En outre, il convient de (re)définir l’approche à déployer en faveur du care des professionnels en santé. Dans cette optique, une étude de terrain est en cours d’analyse. Il s’agit de pouvoir explorer plus en avant, les souffrances caractéristiques des professionnels, sur un continuum « avant-pendant-après » de la crise du Covid 19. Cette étude permettra de comprendre mieux les besoins, jusqu’ici exprimés et étudiés trop discrètement, des professionnels de santé en matière de soutien psychologique.



Par margueritele 17 mai 2020

Le traumatisme dit « vicariant » résulte d’une surcharge émotionnelle résultant d’une profession au contact permanent avec des personnes en détresse (malades, blessés, SDF, victimes etc.) ou le travailleur est confronté à des situations faisant éprouver des émotions intenses. Ces confrontations constantes avec la souffrance d’autrui, à l’exposition répétée à la vision et/ou aux récits d’accidents ou d’actes de violence … peuvent être à l’origine d’une souffrance psychologique plus ou moins importante et plus ou moins tardive appelée traumatisme vicariant (ou secondaire par effet de contagion du traumatisme). Les effets de la traumatisation vicariante se cumulent avec le temps et peuvent conduire à l’état de stress compassionnel.

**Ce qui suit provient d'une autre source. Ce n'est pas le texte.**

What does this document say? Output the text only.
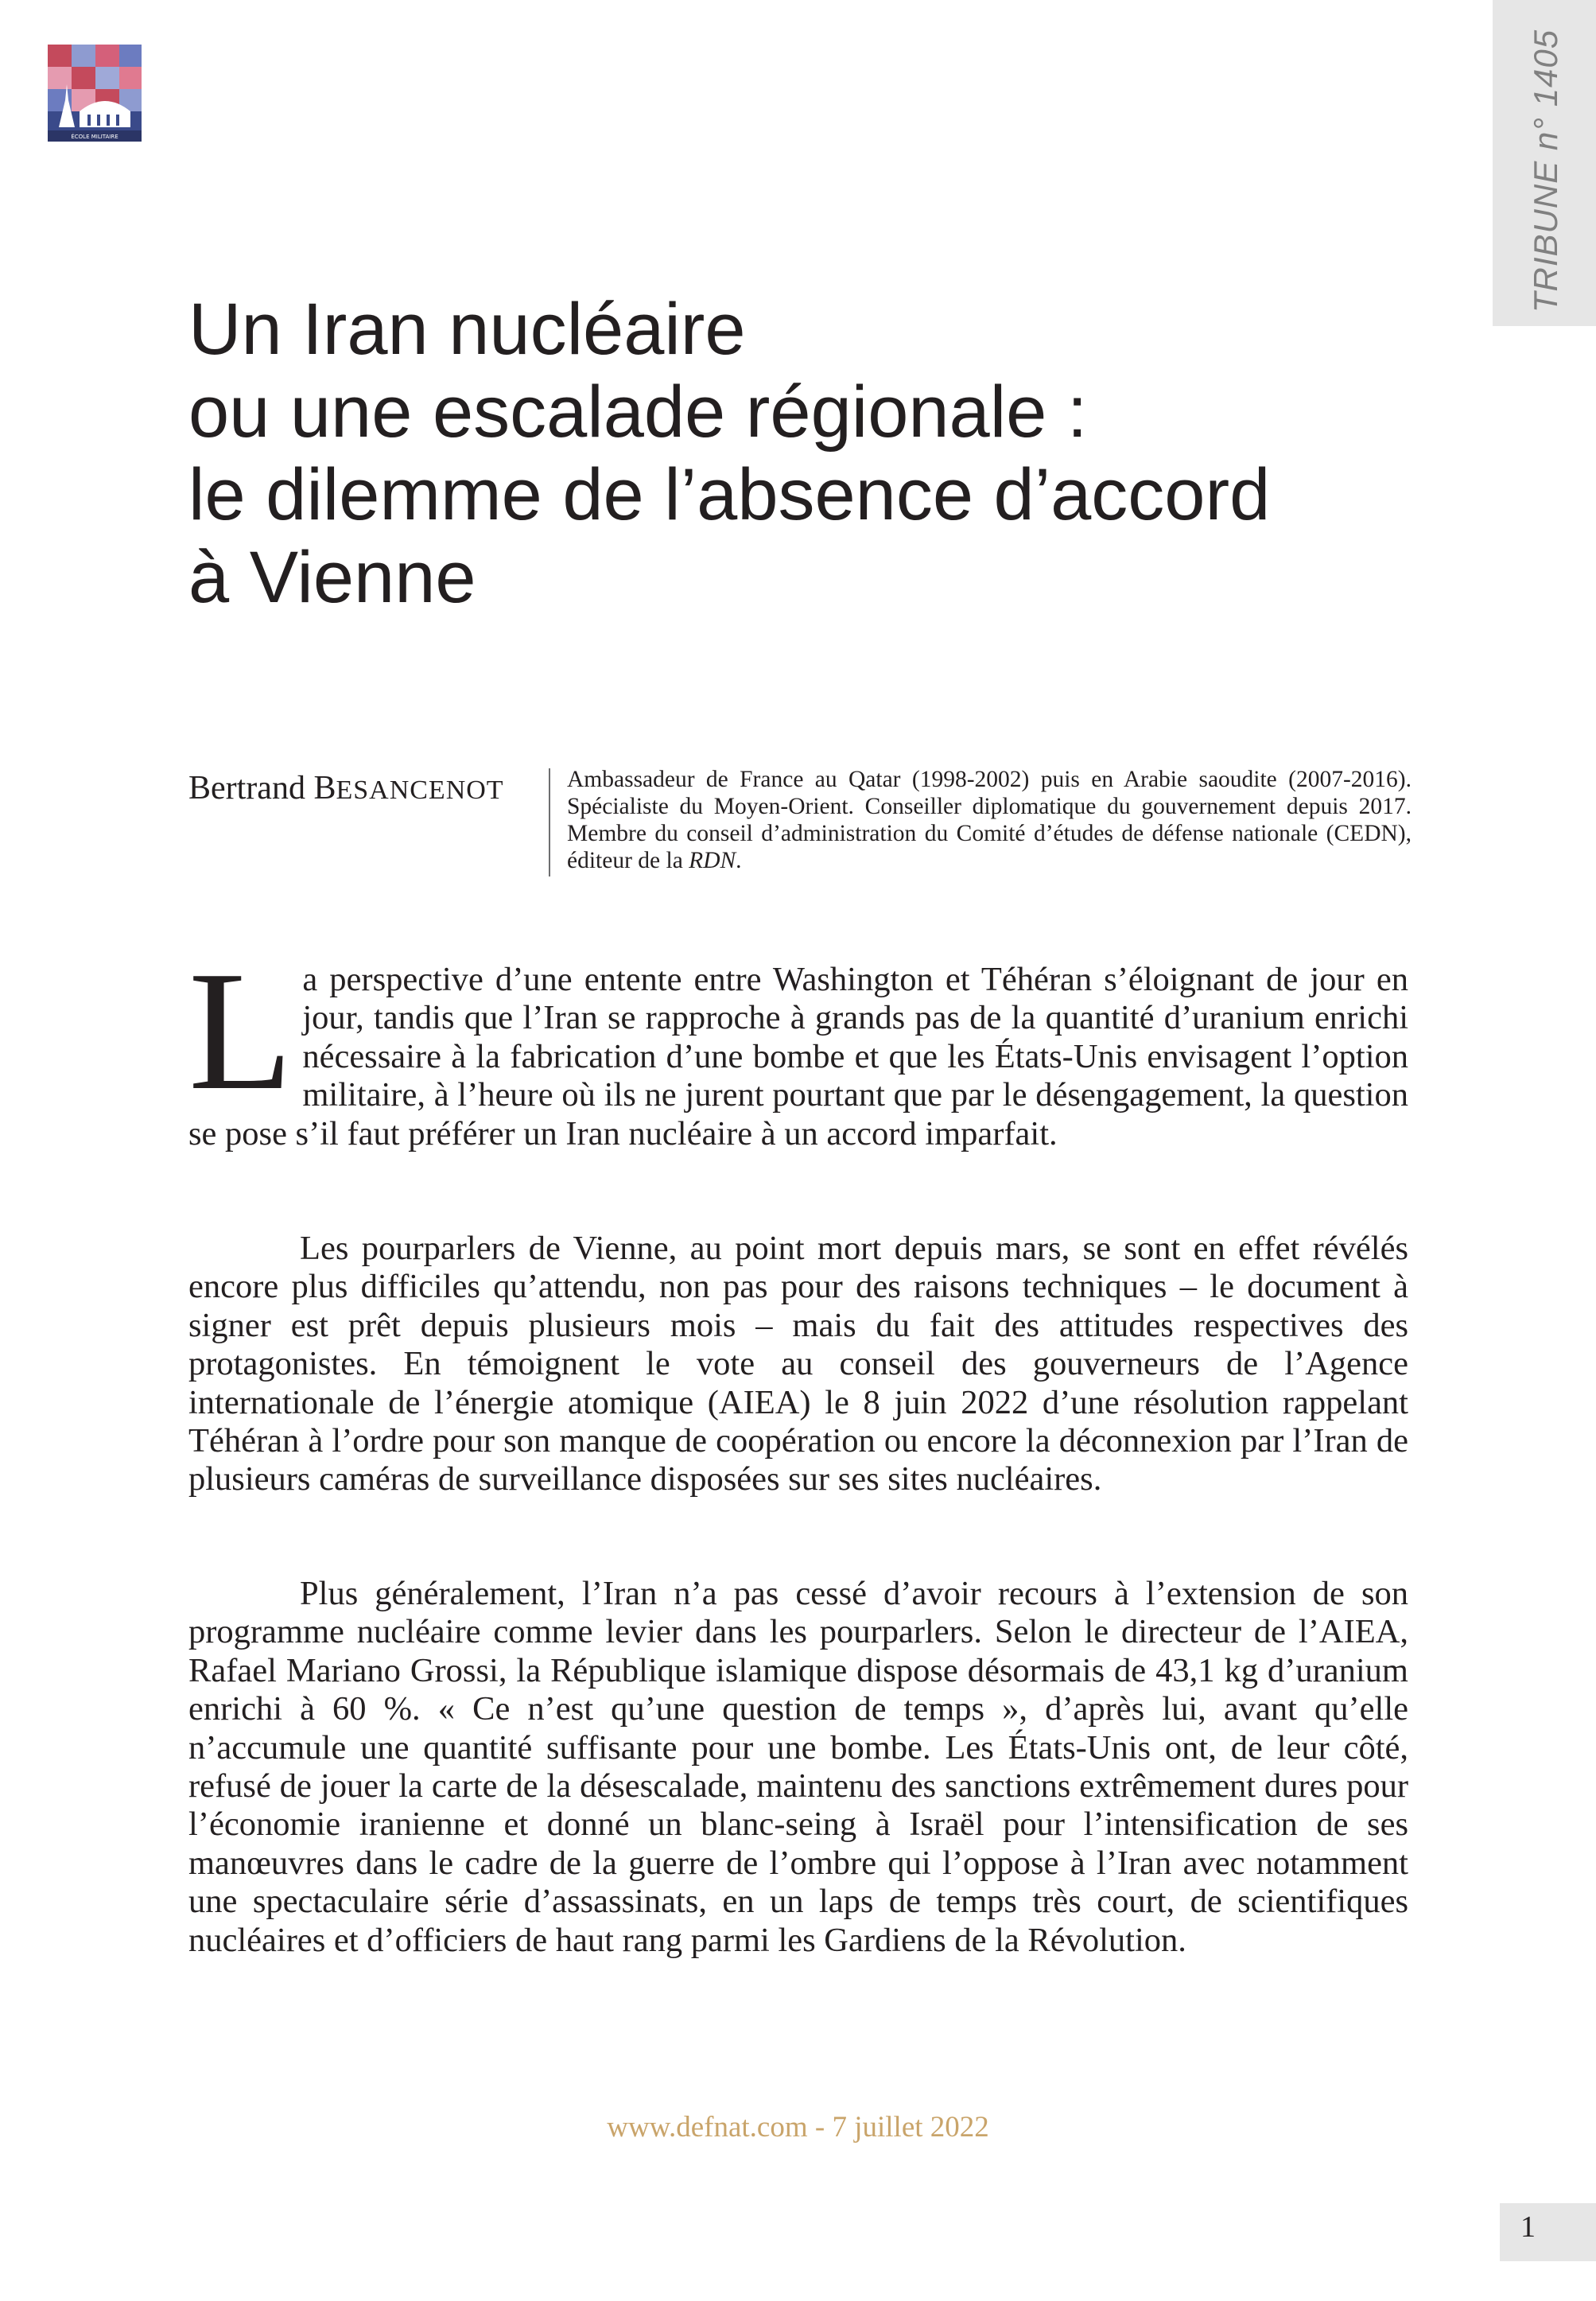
ÉCOLE MILITAIRE	TRIBUNE n° 1405
Un Iran nucléaire
ou une escalade régionale :
le dilemme de l’absence d’accord
à Vienne
Bertrand BESANCENOT	Ambassadeur de France au Qatar (1998-2002) puis en Arabie saoudite (2007-2016). Spécialiste du Moyen-Orient. Conseiller diplomatique du gouvernement depuis 2017. Membre du conseil d’administration du Comité d’études de défense nationale (CEDN), éditeur de la RDN.

L a perspective d’une entente entre Washington et Téhéran s’éloignant de jour en jour, tandis que l’Iran se rapproche à grands pas de la quantité d’uranium enrichi nécessaire à la fabrication d’une bombe et que les États-Unis envisagent l’option militaire, à l’heure où ils ne jurent pourtant que par le désengagement, la question se pose s’il faut préférer un Iran nucléaire à un accord imparfait.

Les pourparlers de Vienne, au point mort depuis mars, se sont en effet révélés encore plus difficiles qu’attendu, non pas pour des raisons techniques – le document à signer est prêt depuis plusieurs mois – mais du fait des attitudes respectives des protagonistes. En témoignent le vote au conseil des gouverneurs de l’Agence internationale de l’énergie atomique (AIEA) le 8 juin 2022 d’une résolution rappelant Téhéran à l’ordre pour son manque de coopération ou encore la déconnexion par l’Iran de plusieurs caméras de surveillance disposées sur ses sites nucléaires.

Plus généralement, l’Iran n’a pas cessé d’avoir recours à l’extension de son programme nucléaire comme levier dans les pourparlers. Selon le directeur de l’AIEA, Rafael Mariano Grossi, la République islamique dispose désormais de 43,1 kg d’uranium enrichi à 60 %. « Ce n’est qu’une question de temps », d’après lui, avant qu’elle n’accumule une quantité suffisante pour une bombe. Les États-Unis ont, de leur côté, refusé de jouer la carte de la désescalade, maintenu des sanctions extrêmement dures pour l’économie iranienne et donné un blanc-seing à Israël pour l’intensification de ses manœuvres dans le cadre de la guerre de l’ombre qui l’oppose à l’Iran avec notamment une spectaculaire série d’assassinats, en un laps de temps très court, de scientifiques nucléaires et d’officiers de haut rang parmi les Gardiens de la Révolution.

www.defnat.com - 7 juillet 2022
1
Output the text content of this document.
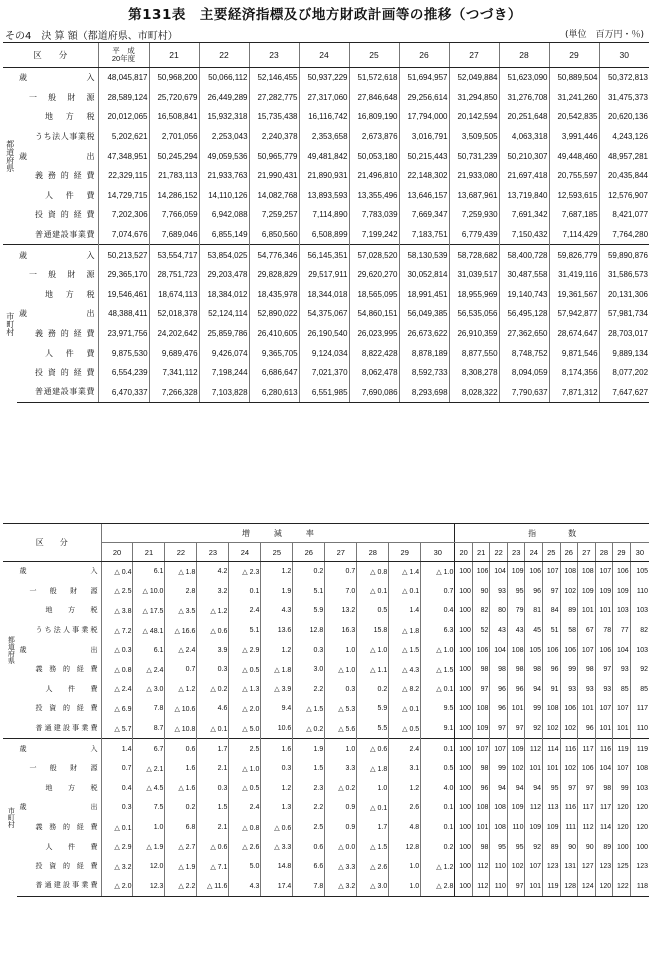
第131表　主要経済指標及び地方財政計画等の推移（つづき）
その4　決 算 額（都道府県、市町村）	(単位　百万円・％)
区　　分		平　成
20年度	21	22	23	24	25	26	27	28	29	30
都道府県	歳　　入	48,045,817	50,968,200	50,066,112	52,146,455	50,937,229	51,572,618	51,694,957	52,049,884	51,623,090	50,889,504	50,372,813
	一般財源	28,589,124	25,720,679	26,449,289	27,282,775	27,317,060	27,846,648	29,256,614	31,294,850	31,276,708	31,241,260	31,475,373
	地方税	20,012,065	16,508,841	15,932,318	15,735,438	16,116,742	16,809,190	17,794,000	20,142,594	20,251,648	20,542,835	20,620,136
	うち法人事業税	5,202,621	2,701,056	2,253,043	2,240,378	2,353,658	2,673,876	3,016,791	3,509,505	4,063,318	3,991,446	4,243,126
	歳　　出	47,348,951	50,245,294	49,059,536	50,965,779	49,481,842	50,053,180	50,215,443	50,731,239	50,210,307	49,448,460	48,957,281
	義務的経費	22,329,115	21,783,113	21,933,763	21,990,431	21,890,931	21,496,810	22,148,302	21,933,080	21,697,418	20,755,597	20,435,844
	人件費	14,729,715	14,286,152	14,110,126	14,082,768	13,893,593	13,355,496	13,646,157	13,687,961	13,719,840	12,593,615	12,576,907
	投資的経費	7,202,306	7,766,059	6,942,088	7,259,257	7,114,890	7,783,039	7,669,347	7,259,930	7,691,342	7,687,185	8,421,077
	普通建設事業費	7,074,676	7,689,046	6,855,149	6,850,560	6,508,899	7,199,242	7,183,751	6,779,439	7,150,432	7,114,429	7,764,280
市町村	歳　　入	50,213,527	53,554,717	53,854,025	54,776,346	56,145,351	57,028,520	58,130,539	58,728,682	58,400,728	59,826,779	59,890,876
	一般財源	29,365,170	28,751,723	29,203,478	29,828,829	29,517,911	29,620,270	30,052,814	31,039,517	30,487,558	31,419,116	31,586,573
	地方税	19,546,461	18,674,113	18,384,012	18,435,978	18,344,018	18,565,095	18,991,451	18,955,969	19,140,743	19,361,567	20,131,306
	歳　　出	48,388,411	52,018,378	52,124,114	52,890,022	54,375,067	54,860,151	56,049,385	56,535,056	56,495,128	57,942,877	57,981,734
	義務的経費	23,971,756	24,202,642	25,859,786	26,410,605	26,190,540	26,023,995	26,673,622	26,910,359	27,362,650	28,674,647	28,703,017
	人件費	9,875,530	9,689,476	9,426,074	9,365,705	9,124,034	8,822,428	8,878,189	8,877,550	8,748,752	9,871,546	9,889,134
	投資的経費	6,554,239	7,341,112	7,198,244	6,686,647	7,021,370	8,062,478	8,592,733	8,308,278	8,094,059	8,174,356	8,077,202
	普通建設事業費	6,470,337	7,266,328	7,103,828	6,280,613	6,551,985	7,690,086	8,293,698	8,028,322	7,790,637	7,871,312	7,647,627
区　　分		増　　　減　　　率											指　　　　数										
		20	21	22	23	24	25	26	27	28	29	30	20	21	22	23	24	25	26	27	28	29	30
都道府県	歳　　入	△ 0.4	6.1	△ 1.8	4.2	△ 2.3	1.2	0.2	0.7	△ 0.8	△ 1.4	△ 1.0	100	106	104	109	106	107	108	108	107	106	105
	一般財源	△ 2.5	△ 10.0	2.8	3.2	0.1	1.9	5.1	7.0	△ 0.1	△ 0.1	0.7	100	90	93	95	96	97	102	109	109	109	110
	地方税	△ 3.8	△ 17.5	△ 3.5	△ 1.2	2.4	4.3	5.9	13.2	0.5	1.4	0.4	100	82	80	79	81	84	89	101	101	103	103
	うち法人事業税	△ 7.2	△ 48.1	△ 16.6	△ 0.6	5.1	13.6	12.8	16.3	15.8	△ 1.8	6.3	100	52	43	43	45	51	58	67	78	77	82
	歳　　出	△ 0.3	6.1	△ 2.4	3.9	△ 2.9	1.2	0.3	1.0	△ 1.0	△ 1.5	△ 1.0	100	106	104	108	105	106	106	107	106	104	103
	義務的経費	△ 0.8	△ 2.4	0.7	0.3	△ 0.5	△ 1.8	3.0	△ 1.0	△ 1.1	△ 4.3	△ 1.5	100	98	98	98	98	96	99	98	97	93	92
	人件費	△ 2.4	△ 3.0	△ 1.2	△ 0.2	△ 1.3	△ 3.9	2.2	0.3	0.2	△ 8.2	△ 0.1	100	97	96	96	94	91	93	93	93	85	85
	投資的経費	△ 6.9	7.8	△ 10.6	4.6	△ 2.0	9.4	△ 1.5	△ 5.3	5.9	△ 0.1	9.5	100	108	96	101	99	108	106	101	107	107	117
	普通建設事業費	△ 5.7	8.7	△ 10.8	△ 0.1	△ 5.0	10.6	△ 0.2	△ 5.6	5.5	△ 0.5	9.1	100	109	97	97	92	102	102	96	101	101	110
市町村	歳　　入	1.4	6.7	0.6	1.7	2.5	1.6	1.9	1.0	△ 0.6	2.4	0.1	100	107	107	109	112	114	116	117	116	119	119
	一般財源	0.7	△ 2.1	1.6	2.1	△ 1.0	0.3	1.5	3.3	△ 1.8	3.1	0.5	100	98	99	102	101	101	102	106	104	107	108
	地方税	0.4	△ 4.5	△ 1.6	0.3	△ 0.5	1.2	2.3	△ 0.2	1.0	1.2	4.0	100	96	94	94	94	95	97	97	98	99	103
	歳　　出	0.3	7.5	0.2	1.5	2.4	1.3	2.2	0.9	△ 0.1	2.6	0.1	100	108	108	109	112	113	116	117	117	120	120
	義務的経費	△ 0.1	1.0	6.8	2.1	△ 0.8	△ 0.6	2.5	0.9	1.7	4.8	0.1	100	101	108	110	109	109	111	112	114	120	120
	人件費	△ 2.9	△ 1.9	△ 2.7	△ 0.6	△ 2.6	△ 3.3	0.6	△ 0.0	△ 1.5	12.8	0.2	100	98	95	95	92	89	90	90	89	100	100
	投資的経費	△ 3.2	12.0	△ 1.9	△ 7.1	5.0	14.8	6.6	△ 3.3	△ 2.6	1.0	△ 1.2	100	112	110	102	107	123	131	127	123	125	123
	普通建設事業費	△ 2.0	12.3	△ 2.2	△ 11.6	4.3	17.4	7.8	△ 3.2	△ 3.0	1.0	△ 2.8	100	112	110	97	101	119	128	124	120	122	118
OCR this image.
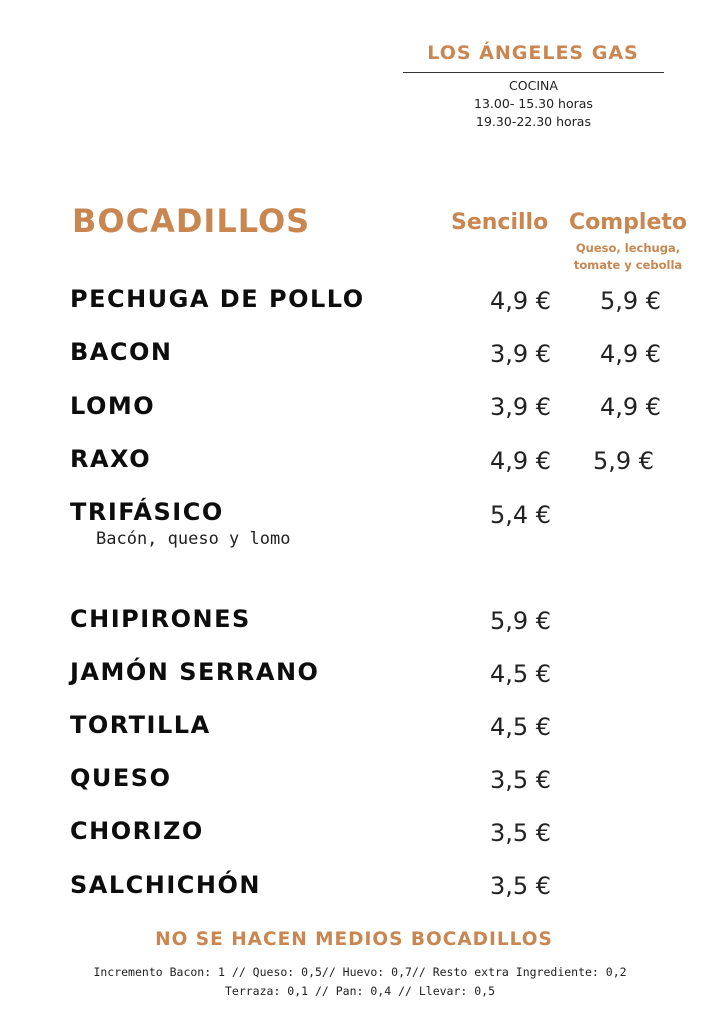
LOS ÁNGELES GAS
COCINA
13.00- 15.30 horas
19.30-22.30 horas
BOCADILLOS	Sencillo Completo
Queso, lechuga,
tomate y cebolla
PECHUGA DE POLLO	4,9 € 5,9 €
BACON	3,9 € 4,9 €
LOMO	3,9 € 4,9 €
RAXO	4,9 € 5,9 €
TRIFÁSICO	5,4 €
Bacón, queso y lomo
CHIPIRONES	5,9 €
JAMÓN SERRANO	4,5 €
TORTILLA	4,5 €
QUESO	3,5 €
CHORIZO	3,5 €
SALCHICHÓN	3,5 €
NO SE HACEN MEDIOS BOCADILLOS
Incremento Bacon: 1 // Queso: 0,5// Huevo: 0,7// Resto extra Ingrediente: 0,2
Terraza: 0,1 // Pan: 0,4 // Llevar: 0,5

Le stress vicariant affecte les professions où prévaut la relation d’aide (soins de santé, services sociaux, services d’urgence et de secours) ou l’investissement psychologique et la responsabilité du bien-être d’autrui sont à l’origine de la surcharge psychologique qui ne peut qu’augmenter en cas de surcharge quantitative, et cela d’autant plus que les possibilités de venir au secours sont parfois très réduites.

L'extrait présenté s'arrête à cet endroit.